For Kubernetes deployment details, see the ARCHITECTURE.md document.

Build Artifacts

Ignored by Git:

  • target/ (Rust build artifacts)
  • node_modules/ (Node.js dependencies)
  • dist/ (Frontend build output)
  • .fastembed_cache/ (FastEmbed model cache)
  • .hf-cache/ (Hugging Face cache, if configured)

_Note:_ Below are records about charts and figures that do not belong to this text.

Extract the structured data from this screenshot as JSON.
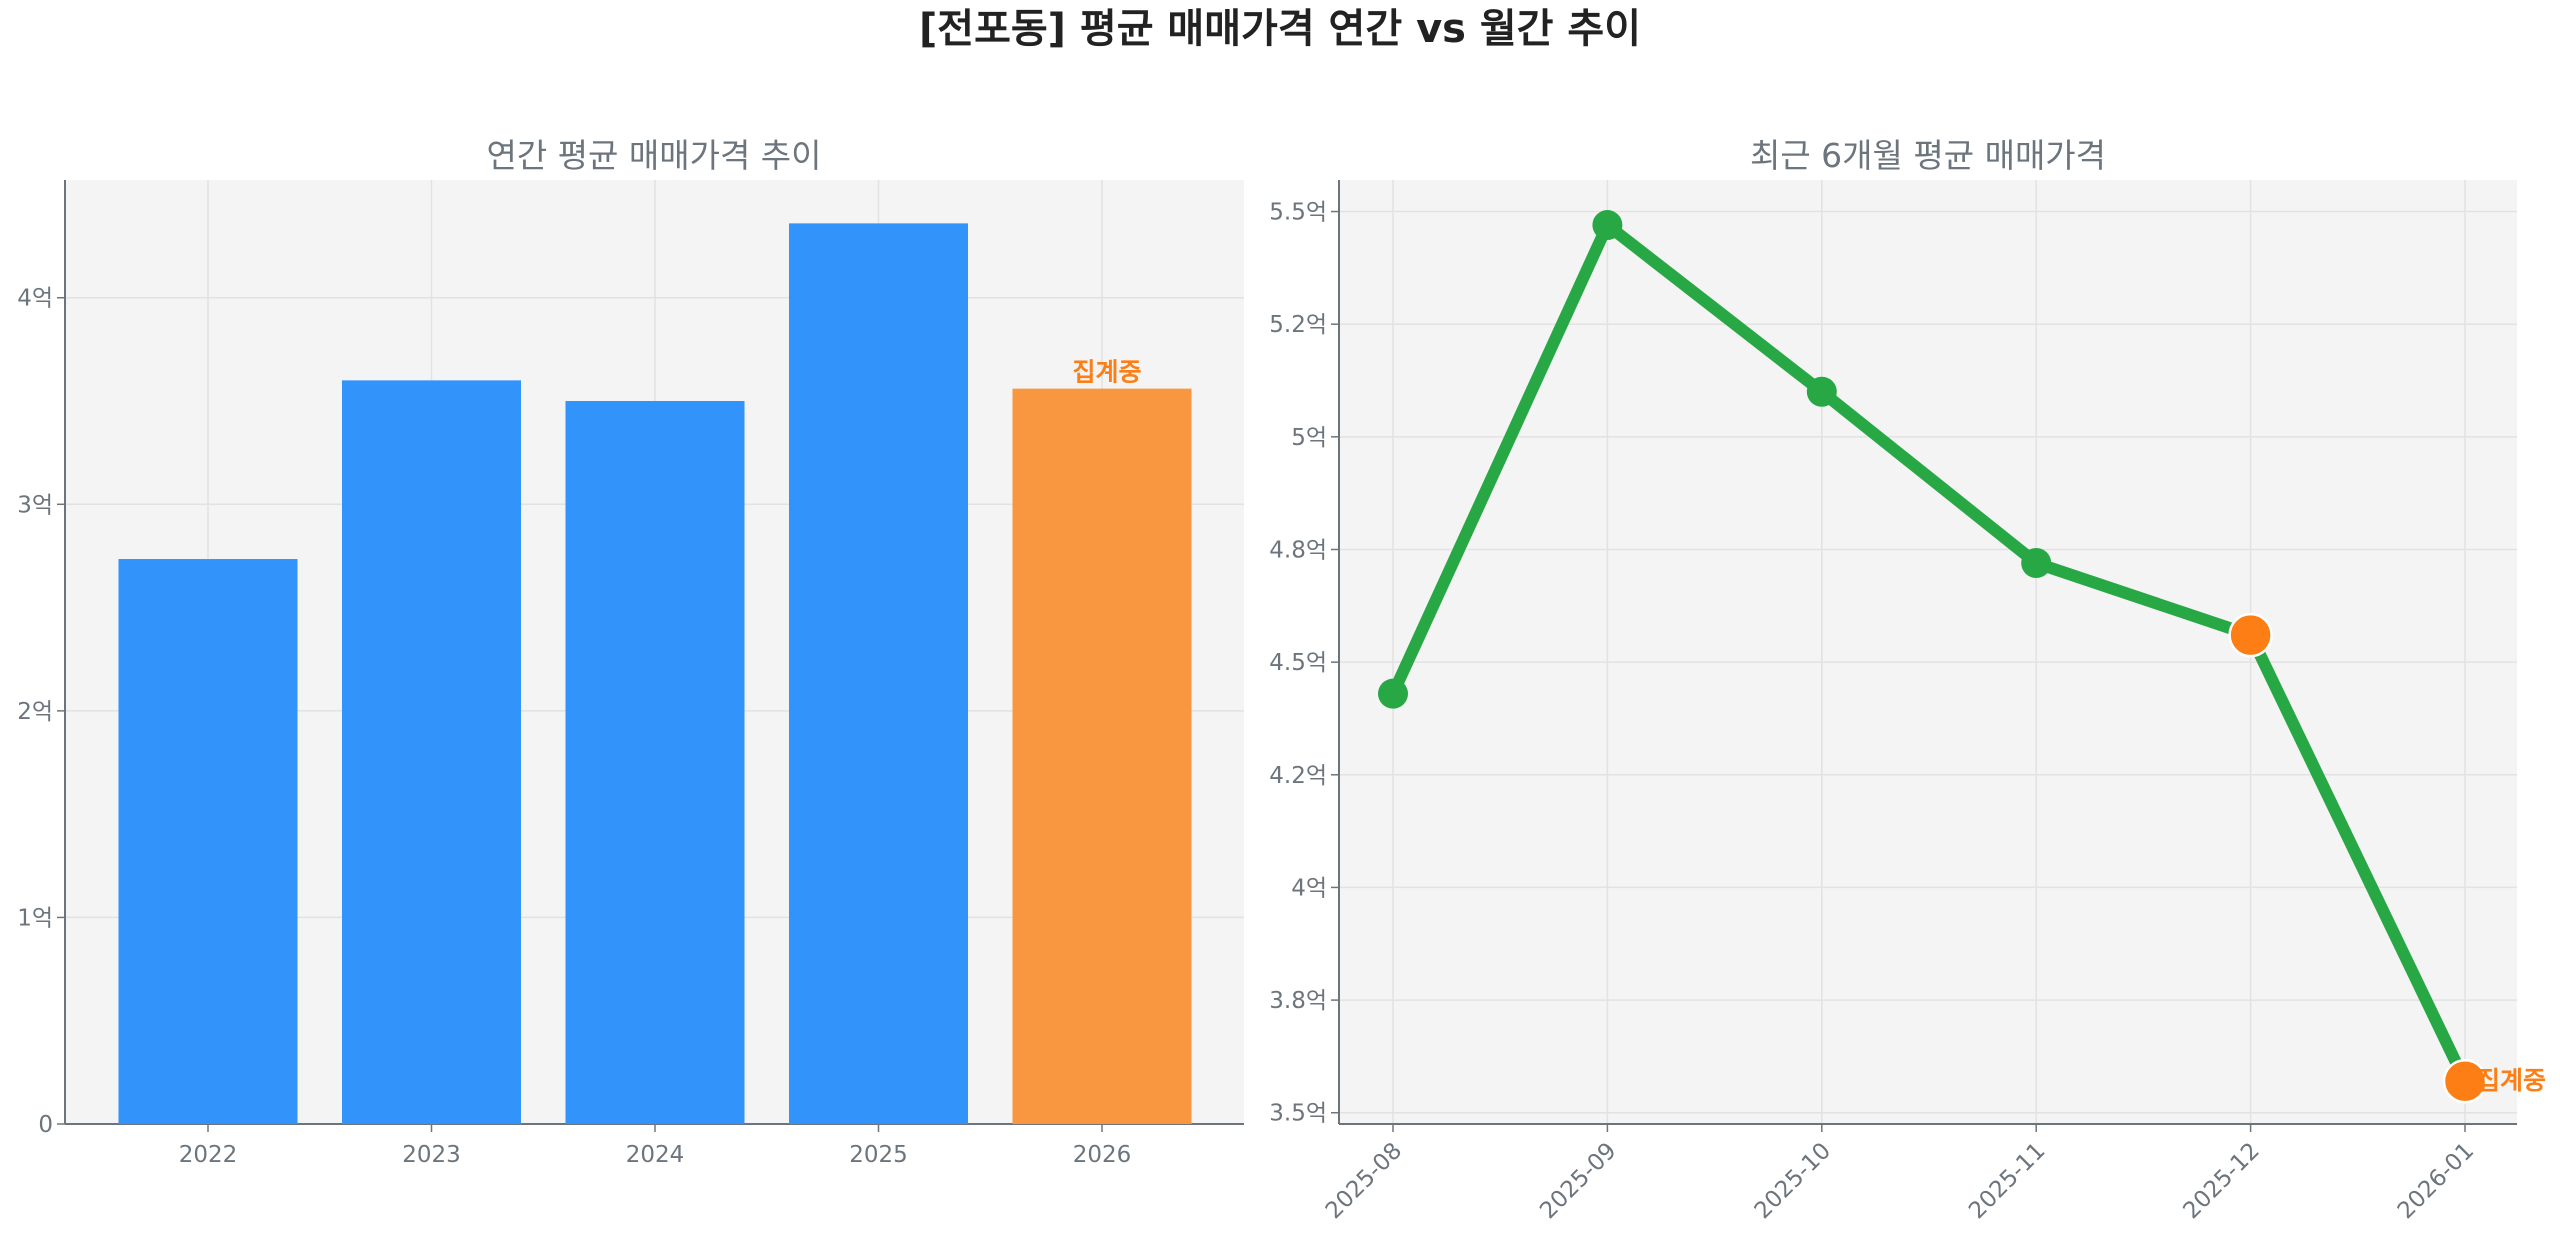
{
  "title": "[전포동] 평균 매매가격 연간 vs 월간 추이",
  "colors": {
    "bar": "#3293fa",
    "bar_pending": "#f99740",
    "line": "#28a745",
    "pending": "#fd7e14",
    "text": "#6c757d",
    "plot_bg": "#f4f4f4"
  },
  "chart_data": [
    {
      "type": "bar",
      "title": "연간 평균 매매가격 추이",
      "xlabel": "",
      "ylabel": "",
      "categories": [
        "2022",
        "2023",
        "2024",
        "2025",
        "2026"
      ],
      "values": [
        2.735,
        3.6,
        3.5,
        4.36,
        3.56
      ],
      "unit": "억",
      "pending_index": 4,
      "pending_label": "집계중",
      "ylim": [
        0,
        4.57
      ],
      "yticks": [
        0,
        1,
        2,
        3,
        4
      ],
      "ytick_labels": [
        "0",
        "1억",
        "2억",
        "3억",
        "4억"
      ],
      "grid": true
    },
    {
      "type": "line",
      "title": "최근 6개월 평균 매매가격",
      "xlabel": "",
      "ylabel": "",
      "categories": [
        "2025-08",
        "2025-09",
        "2025-10",
        "2025-11",
        "2025-12",
        "2026-01"
      ],
      "values": [
        4.43,
        5.47,
        5.1,
        4.72,
        4.56,
        3.57
      ],
      "unit": "억",
      "pending_indices": [
        4,
        5
      ],
      "pending_label": "집계중",
      "ylim": [
        3.475,
        5.57
      ],
      "yticks": [
        3.5,
        3.75,
        4.0,
        4.25,
        4.5,
        4.75,
        5.0,
        5.25,
        5.5
      ],
      "ytick_labels": [
        "3.5억",
        "3.8억",
        "4억",
        "4.2억",
        "4.5억",
        "4.8억",
        "5억",
        "5.2억",
        "5.5억"
      ],
      "grid": true
    }
  ]
}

Common Issues and Solutions

Authentication/Licensing

Symptom: 404 or permission errors fetching models
Solution:

  1. Accept Gemma model licenses on Hugging Face
  2. Authenticate with huggingface-cli login or HF_TOKEN
  3. Verify token with huggingface-cli whoami

GPU Issues

Symptom: OOM errors or GPU panics
Solution:

  1. Test on CPU first: ensure CUDA_VISIBLE_DEVICES="" if needed
  2. Check available VRAM vs model requirements
  3. Consider using smaller model variants

Model Mismatch Errors

Symptom: 400 errors with type=model_mismatch
Solution:

  • Use "model": "default" in API requests
  • Or match configured model ID exactly: "model": "gemma-3-1b-it"

Frontend Build Issues

Symptom: WASM compilation failures
Solution:

  1. Install required targets: rustup target add wasm32-unknown-unknown
  2. Check RUSTFLAGS in leptos-app/run.sh

Network/Timeout Issues

Symptom: First-time model downloads timing out
Solution:

  1. Ensure stable internet connection
  2. Consider using local HF cache: export HF_HOME="$PWD/.hf-cache"
  3. Download models manually with huggingface-cli

Minimal End-to-End Verification

Build verification:

cargo build --workspace --release

Fast offline tests:

cargo test --workspace build_gemma_prompt
cargo test --workspace which_

Service startup:

./scripts/run_server.sh &
sleep 10  # Wait for server startup
curl -s http://localhost:8080/v1/models | jq

CLI client test:

bun run scripts/cli.ts "What is 2+2?"

Web frontend:

cd crates/leptos-app && ./run.sh &
# Navigate to http://localhost:8788

Integration test:

./smoke_test.sh

Cleanup:

pkill -f "predict-otron-9000"

For networked tests and full functionality, ensure Hugging Face authentication is configured as described above.

Further Reading

Documentation

Contributing

  1. Fork the repository
  2. Create a feature branch: git checkout -b feature-name
  3. Make your changes and add tests
  4. Ensure all tests pass: cargo test
  5. Submit a pull request

Warning: Do NOT use this in production unless you are cool like that.